Alkaptonuria (black urine disease or alcaptonuria) is a rare inherited genetic disorder of phenylalanine and tyrosine metabolism. This is an autosomal recessive condition that is due to a defect in the enzyme homogentisate 1,2-dioxygenase (EC 1.13.11.5), which participates in the degradation of tyrosine. As a result, a toxic tyrosine byproduct called homogentisic acid (or alkapton) accumulates in the blood, and is excreted in urine in large amounts(hence -uria). Excessive homogentisic acid causes damage to cartilage (ochronosis, leading to osteoarthritis) and heart valves as well as precipitating as kidney stones. Treatment with nitisinone, which suppresses homogentisic acid production, is being studied.[1] Alkaptonuria is more common in Slovakia and the Dominican Republic than in other countries.[2][3]

Symptoms

Alkaptonuria itself is asymptomatic, but the sclera of the eyes may be pigmented (often only at a later age)[1] and the skin is darkened in sun-exposed areas as well as around sweat glands; sweat may be coloured brown.
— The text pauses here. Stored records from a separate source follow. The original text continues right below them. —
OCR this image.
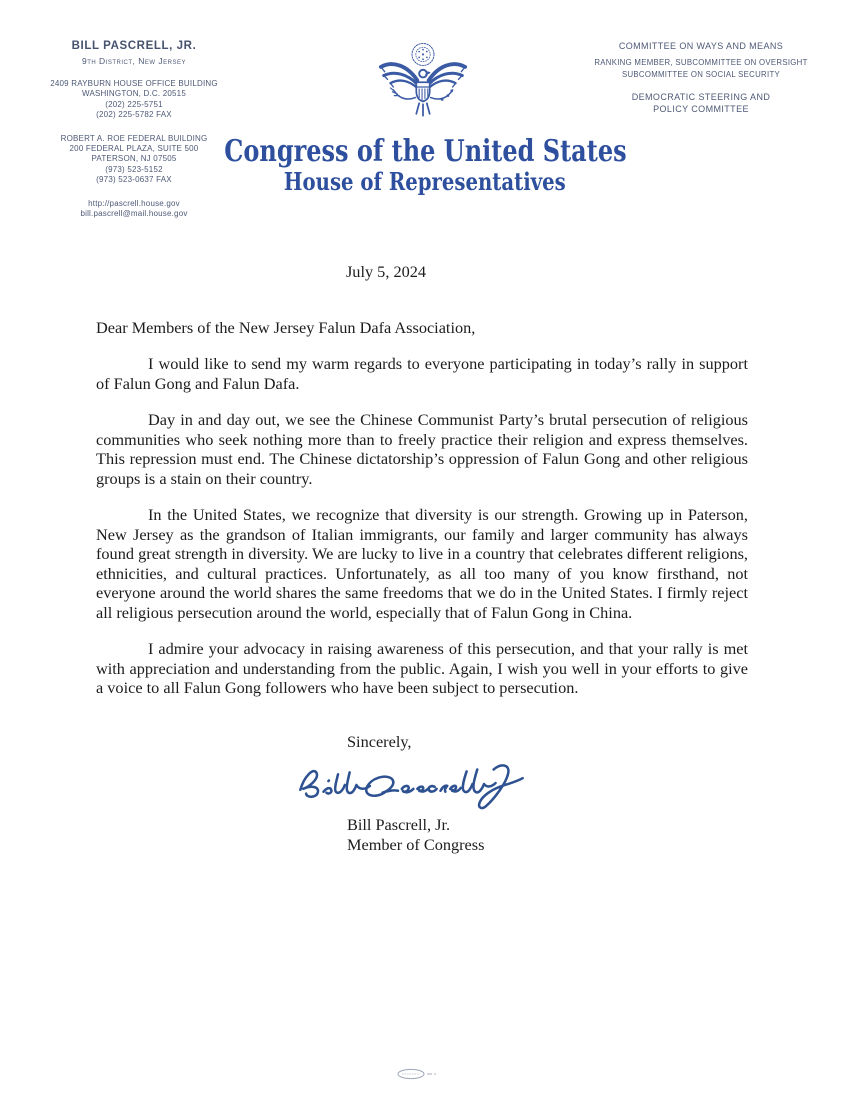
BILL PASCRELL, JR.
9th District, New Jersey
2409 RAYBURN HOUSE OFFICE BUILDING
WASHINGTON, D.C. 20515
(202) 225-5751
(202) 225-5782 FAX
ROBERT A. ROE FEDERAL BUILDING
200 FEDERAL PLAZA, SUITE 500
PATERSON, NJ 07505
(973) 523-5152
(973) 523-0637 FAX
http://pascrell.house.gov
bill.pascrell@mail.house.gov
COMMITTEE ON WAYS AND MEANS
RANKING MEMBER, SUBCOMMITTEE ON OVERSIGHT
SUBCOMMITTEE ON SOCIAL SECURITY
DEMOCRATIC STEERING AND
POLICY COMMITTEE
Congress of the United States
House of Representatives
July 5, 2024

Dear Members of the New Jersey Falun Dafa Association,

I would like to send my warm regards to everyone participating in today’s rally in support of Falun Gong and Falun Dafa.

Day in and day out, we see the Chinese Communist Party’s brutal persecution of religious communities who seek nothing more than to freely practice their religion and express themselves. This repression must end. The Chinese dictatorship’s oppression of Falun Gong and other religious groups is a stain on their country.

In the United States, we recognize that diversity is our strength. Growing up in Paterson, New Jersey as the grandson of Italian immigrants, our family and larger community has always found great strength in diversity. We are lucky to live in a country that celebrates different religions, ethnicities, and cultural practices. Unfortunately, as all too many of you know firsthand, not everyone around the world shares the same freedoms that we do in the United States. I firmly reject all religious persecution around the world, especially that of Falun Gong in China.

I admire your advocacy in raising awareness of this persecution, and that your rally is met with appreciation and understanding from the public. Again, I wish you well in your efforts to give a voice to all Falun Gong followers who have been subject to persecution.

Sincerely,
Bill Pascrell, Jr.
Member of Congress
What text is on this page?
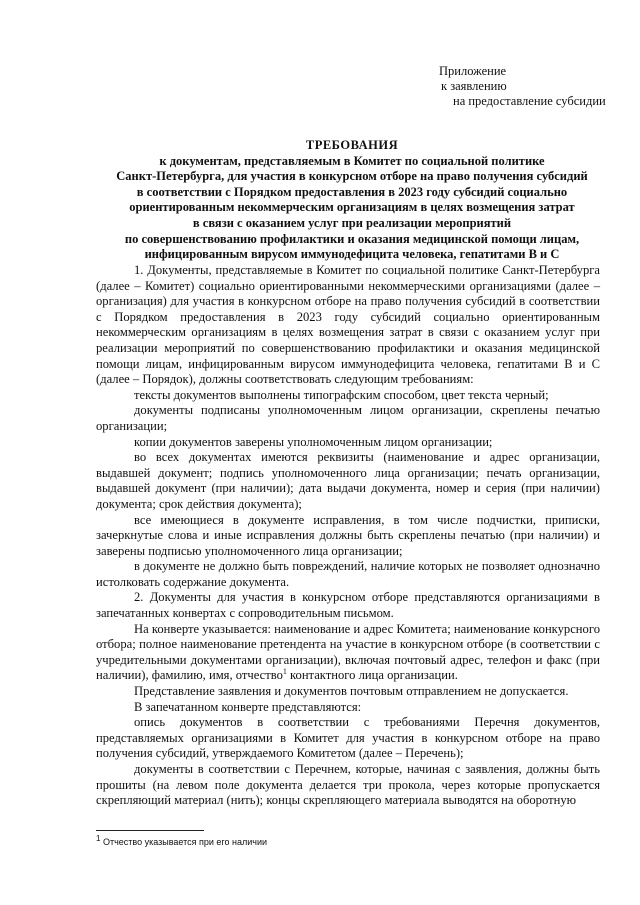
Приложение
к заявлению
на предоставление субсидии
ТРЕБОВАНИЯ
к документам, представляемым в Комитет по социальной политике
Санкт-Петербурга, для участия в конкурсном отборе на право получения субсидий
в соответствии с Порядком предоставления в 2023 году субсидий социально
ориентированным некоммерческим организациям в целях возмещения затрат
в связи с оказанием услуг при реализации мероприятий
по совершенствованию профилактики и оказания медицинской помощи лицам,
инфицированным вирусом иммунодефицита человека, гепатитами В и С

1. Документы, представляемые в Комитет по социальной политике Санкт-Петербурга (далее – Комитет) социально ориентированными некоммерческими организациями (далее – организация) для участия в конкурсном отборе на право получения субсидий в соответствии с Порядком предоставления в 2023 году субсидий социально ориентированным некоммерческим организациям в целях возмещения затрат в связи с оказанием услуг при реализации мероприятий по совершенствованию профилактики и оказания медицинской помощи лицам, инфицированным вирусом иммунодефицита человека, гепатитами В и С (далее – Порядок), должны соответствовать следующим требованиям:

тексты документов выполнены типографским способом, цвет текста черный;

документы подписаны уполномоченным лицом организации, скреплены печатью организации;

копии документов заверены уполномоченным лицом организации;

во всех документах имеются реквизиты (наименование и адрес организации, выдавшей документ; подпись уполномоченного лица организации; печать организации, выдавшей документ (при наличии); дата выдачи документа, номер и серия (при наличии) документа; срок действия документа);

все имеющиеся в документе исправления, в том числе подчистки, приписки, зачеркнутые слова и иные исправления должны быть скреплены печатью (при наличии) и заверены подписью уполномоченного лица организации;

в документе не должно быть повреждений, наличие которых не позволяет однозначно истолковать содержание документа.

2. Документы для участия в конкурсном отборе представляются организациями в запечатанных конвертах с сопроводительным письмом.

На конверте указывается: наименование и адрес Комитета; наименование конкурсного отбора; полное наименование претендента на участие в конкурсном отборе (в соответствии с учредительными документами организации), включая почтовый адрес, телефон и факс (при наличии), фамилию, имя, отчество$^1$ контактного лица организации.

Представление заявления и документов почтовым отправлением не допускается.

В запечатанном конверте представляются:

опись документов в соответствии с требованиями Перечня документов, представляемых организациями в Комитет для участия в конкурсном отборе на право получения субсидий, утверждаемого Комитетом (далее – Перечень);

документы в соответствии с Перечнем, которые, начиная с заявления, должны быть прошиты (на левом поле документа делается три прокола, через которые пропускается скрепляющий материал (нить); концы скрепляющего материала выводятся на оборотную

$^1$ Отчество указывается при его наличии
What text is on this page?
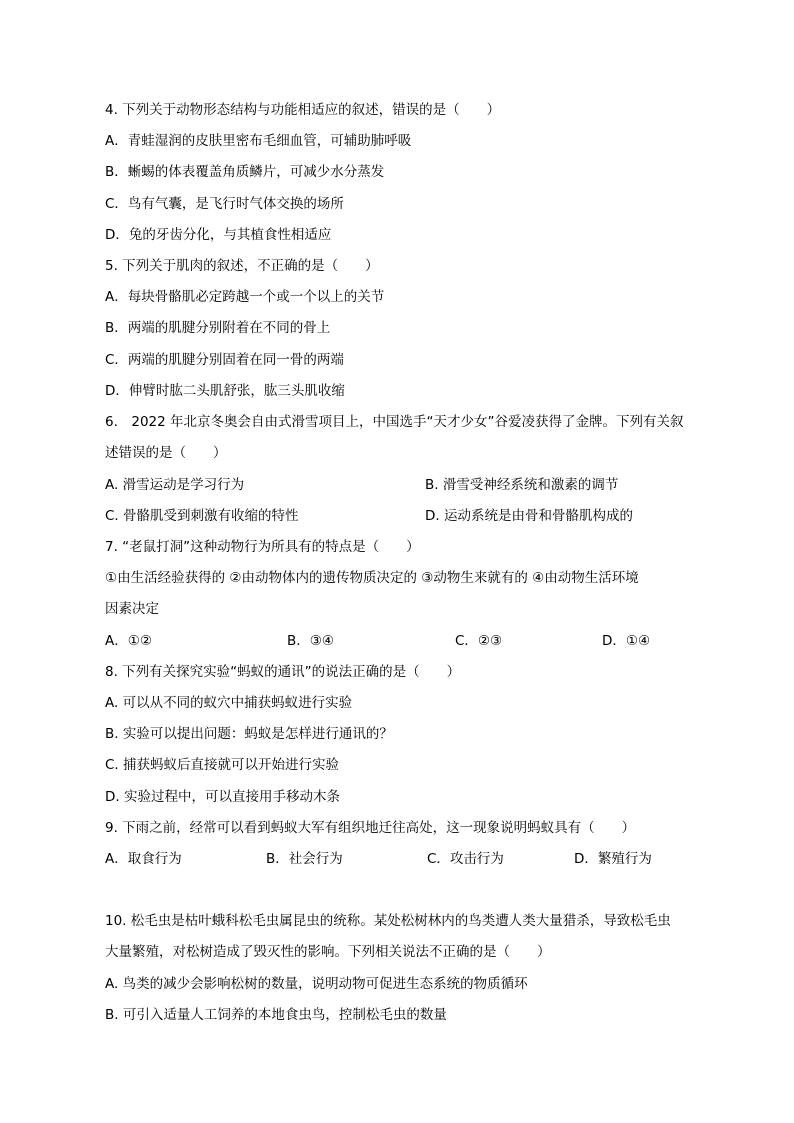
4. 下列关于动物形态结构与功能相适应的叙述，错误的是（　　）
A．青蛙湿润的皮肤里密布毛细血管，可辅助肺呼吸
B．蜥蜴的体表覆盖角质鳞片，可减少水分蒸发
C．鸟有气囊，是飞行时气体交换的场所
D．兔的牙齿分化，与其植食性相适应
5. 下列关于肌肉的叙述，不正确的是（　　）
A．每块骨骼肌必定跨越一个或一个以上的关节
B．两端的肌腱分别附着在不同的骨上
C．两端的肌腱分别固着在同一骨的两端
D．伸臂时肱二头肌舒张，肱三头肌收缩
6.　2022 年北京冬奥会自由式滑雪项目上，中国选手“天才少女”谷爱凌获得了金牌。下列有关叙
述错误的是（　　）
A. 滑雪运动是学习行为	B. 滑雪受神经系统和激素的调节
C. 骨骼肌受到刺激有收缩的特性	D. 运动系统是由骨和骨骼肌构成的
7. “老鼠打洞”这种动物行为所具有的特点是（　　）
①由生活经验获得的 ②由动物体内的遗传物质决定的 ③动物生来就有的 ④由动物生活环境
因素决定
A．①②	B．③④	C．②③	D．①④
8. 下列有关探究实验“蚂蚁的通讯”的说法正确的是（　　）
A. 可以从不同的蚁穴中捕获蚂蚁进行实验
B. 实验可以提出问题：蚂蚁是怎样进行通讯的？
C. 捕获蚂蚁后直接就可以开始进行实验
D. 实验过程中，可以直接用手移动木条
9. 下雨之前，经常可以看到蚂蚁大军有组织地迁往高处，这一现象说明蚂蚁具有（　　）
A．取食行为	B．社会行为	C．攻击行为	D．繁殖行为
10. 松毛虫是枯叶蛾科松毛虫属昆虫的统称。某处松树林内的鸟类遭人类大量猎杀，导致松毛虫
大量繁殖，对松树造成了毁灭性的影响。下列相关说法不正确的是（　　）
A. 鸟类的减少会影响松树的数量，说明动物可促进生态系统的物质循环
B. 可引入适量人工饲养的本地食虫鸟，控制松毛虫的数量
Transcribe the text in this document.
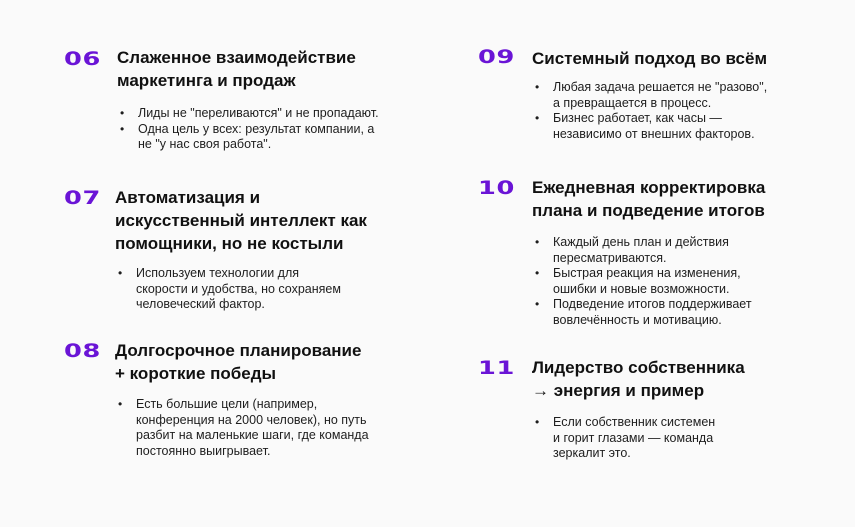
06 Слаженное взаимодействие
маркетинга и продаж
• Лиды не "переливаются" и не пропадают.
• Одна цель у всех: результат компании, а
не "у нас своя работа".
07 Автоматизация и
искусственный интеллект как
помощники, но не костыли
• Используем технологии для
скорости и удобства, но сохраняем
человеческий фактор.
08 Долгосрочное планирование
+ короткие победы
• Есть большие цели (например,
конференция на 2000 человек), но путь
разбит на маленькие шаги, где команда
постоянно выигрывает.
09 Системный подход во всём
• Любая задача решается не "разово",
а превращается в процесс.
• Бизнес работает, как часы —
независимо от внешних факторов.
10 Ежедневная корректировка
плана и подведение итогов
• Каждый день план и действия
пересматриваются.
• Быстрая реакция на изменения,
ошибки и новые возможности.
• Подведение итогов поддерживает
вовлечённость и мотивацию.
11 Лидерство собственника
→ энергия и пример
• Если собственник системен
и горит глазами — команда
зеркалит это.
Urine may turn brown on standing, especially when left for a period of time (which may alert parents of children using diapers).[citation needed] Kidney stones and stone formation in the prostate (in men) are common, and may occur in more than a quarter of cases.[1] The main symptoms of alkaptonuria are due to the accumulation of homogentisic acid in tissues. In the joints this leads to cartilage damage, specifically in the spine and leading to low back pain at a young age in most cases, but also of the hip and shoulder. Joint replacement surgery (hip and shoulder) is often necessary at a relatively young age.[1] Valvular heart disease, mainly calcification and regurgitation of the aortic and mitral valves, may occur, and in severe and progressive cases valve replacement may be necessary. Coronary artery disease may be accelerated in alkaptonuria.[1] A distinctive characteristic of alkaptonuria is that ear wax exposed to air turns red or black (depending on diet) after several hours because of the accumulation of homogentisic acid.[4]

Diagnosis

The diagnosis of alkaptonuria needs to be suspected before diagnostic testing can be performed, using paper chromatography and thin layer chromatography. Both blood plasma and urine can be used for diagnosis. In healthy subjects, homogentisic acid is absent in both blood and plasma. In alkaptonuria, plasma levels are 6.6 micrograms/ml on average, and urine levels are on average 3.12 mmol/mmol of creatinine.[1]

Treatment

No treatment modality has been unequivocally demonstrated to reduce the complications of alkaptonuria. Commonly recommended treatments include dietary restriction of phenylalanine and tyrosine and large doses of ascorbic acid (vitamin C). Dietary restriction may be effective in children, but benefits in adults have not been demonstrated.[6] The insecticide nitisinone inhibits 4-hydroxyphenylpyruvate dioxygenase, the enzyme that generates homogentisic acid from 4-hydroxyphenylpyruvic acid. This reduces homogentisic acid. The main side-effect is irritation of the cornea, and there is a concern that it will cause the symptoms of hereditary tyrosinaemia type III because of the possible accumulation of tyrosine or other intermediaries.[7] Further studies are being conducted.[8]